DB2 and Java Complete Application Re-Write
In our example, the data was stored in a highly compressed, proprietary format. Complex business rules were used to translate the data as stored in the files and into a human-readable display format. For this reason, custom conversion modules were written in both Basic Assembler (BAL) and COBOL to interface with the legacy Application Program Interface (API) and create DB2 load-ready data sets. There were numerous dramatic changes to database tables and overall database design. Carefully constructed change control practices were required to maintain design flexibility and adaptability of the conversion programs.
Having custom-coded programs allowed for making rapid changes to conversion programs, business rules, database tables, and the data. A 400GB source database can be converted into a 5TB DB2 database in less than one day. Making changes to tables, changing the conversion process to match, and rerunning conversion during development has allowed further refinements to the conversion process, enabling a faster conversion time. Even though the database design evolved, the conversion programs were written early in the process. Database changes did impact the conversion programs, but having real data, practicing the conversion, and having full-volume copies of the database for performance testing were extremely valuable.
The legacy record format was broken out into approximately 20 DB2 tables, originally in third normal form. A big challenge in this conversion was dealing with some of the large tables and continuing operations after the conversion. UNION in VIEW SQL was used for several of the largest tables. Special considerations were made to deal with the particulars of UNION in VIEW and DB2. All efforts were made to avoid Non-Partitioned Secondary Indexes (NPSIs) and REORGs, due to the requirements for high availability. In some situations, full availability of tables was required, and an availability strategy was developed for situations that involved NPSIs. This high-availability design involved being able to put certain portions of the application in read-only mode, and employ access path and package switching to avoid using the NPSI while it was re-built during REORGs (more about this in a future z/Journal article).
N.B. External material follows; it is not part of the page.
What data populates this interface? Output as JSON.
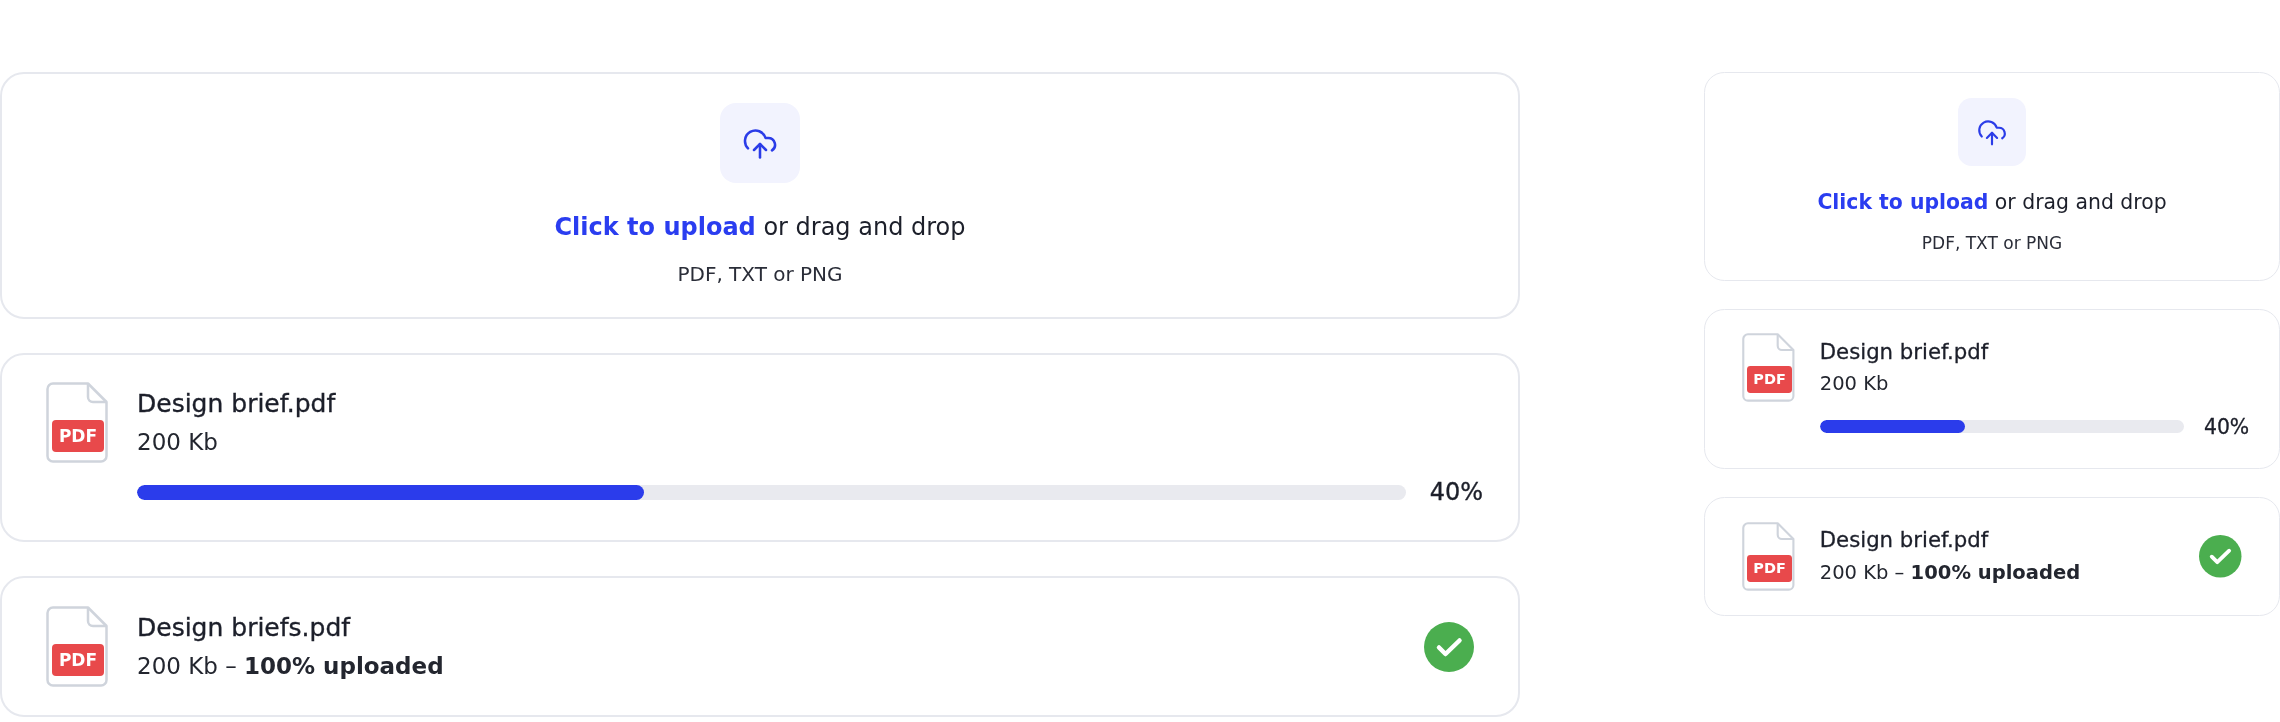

In almost all situations, we had to code availability features into the application.
Given the number of tables, dealing with data changes was challenging. In the legacy application, changes were made to the data file with a record replacement technology using match/ merge logic. This wouldn’t work with a relational database. Imagine the impact of replacing an entire 5TB database every night via an application process. In this case, we spent two years preparing for the new database and change. The data and update processes were analyzed. Proof of Concept (POC) databases and COBOL programs were built to simulate how the application would work. During extensive analysis and testing, we were able to minimize change in the database and meet expectations for change and performance. Without significant research, we couldn’t have come up with a process of applying changes to data that ultimately saved more than 60 percent of operating expense for an extremely large system. POCs, proper planning, and allowing the time for upfront analysis are critical.
In this migration, the application was also rewritten from BAL and COBOL to Java; this provided flexibility in selecting server platforms and operating systems, since Java is portable across z/OS, z/Linux, Windows, and AIX with little or no coding changes. Programmers could write and unit test programs on their PCs before porting them to the mainframe for integration testing. Despite Java’s benefits, we had to do some research to determine the best way for Java to interact with the database. We explored the use of different DB2 data types; fixed length vs. variable length character data types (fixed length using RTRIM worked better for Java), small integers vs. single-byte character code fields (small integers are a primitive data type in Java), and use of NULL value (very compatible with the Java Null value). These all work differently for Java than for other languages. There also was the issue of cost. Java is more expensive to run in terms of CPU on the mainframe (about twice the cost of COBOL). Use of the zAAP engines can mitigate some of this cost, and the portability of Java facilitates offloading some or all the cycles to cheaper platforms.
One issue with Java program portability was dealing with how DB2 behaved differently when using remote vs. local connections. If you design the application with respect to the database and platform, you’ll get the best performance. Moving the application to another server means you’re remotely connecting to DB2, even if it’s on z/Linux. You then have to consider network bandwidth and availability, Distributed Relational Database Architecture (DRDA) settings, and Distributed Data Facility (DDF) settings, such as the CMTSTAT installation parameter, and the effect on memory usage and accounting records. Other issues involved the loss of such efficiencies as sequential detection and index look-aside. When you have an application that must be connected remotely, you need to be ready and willing to make such performance sacrifices and measure them to ensure they don’t hurt too bad.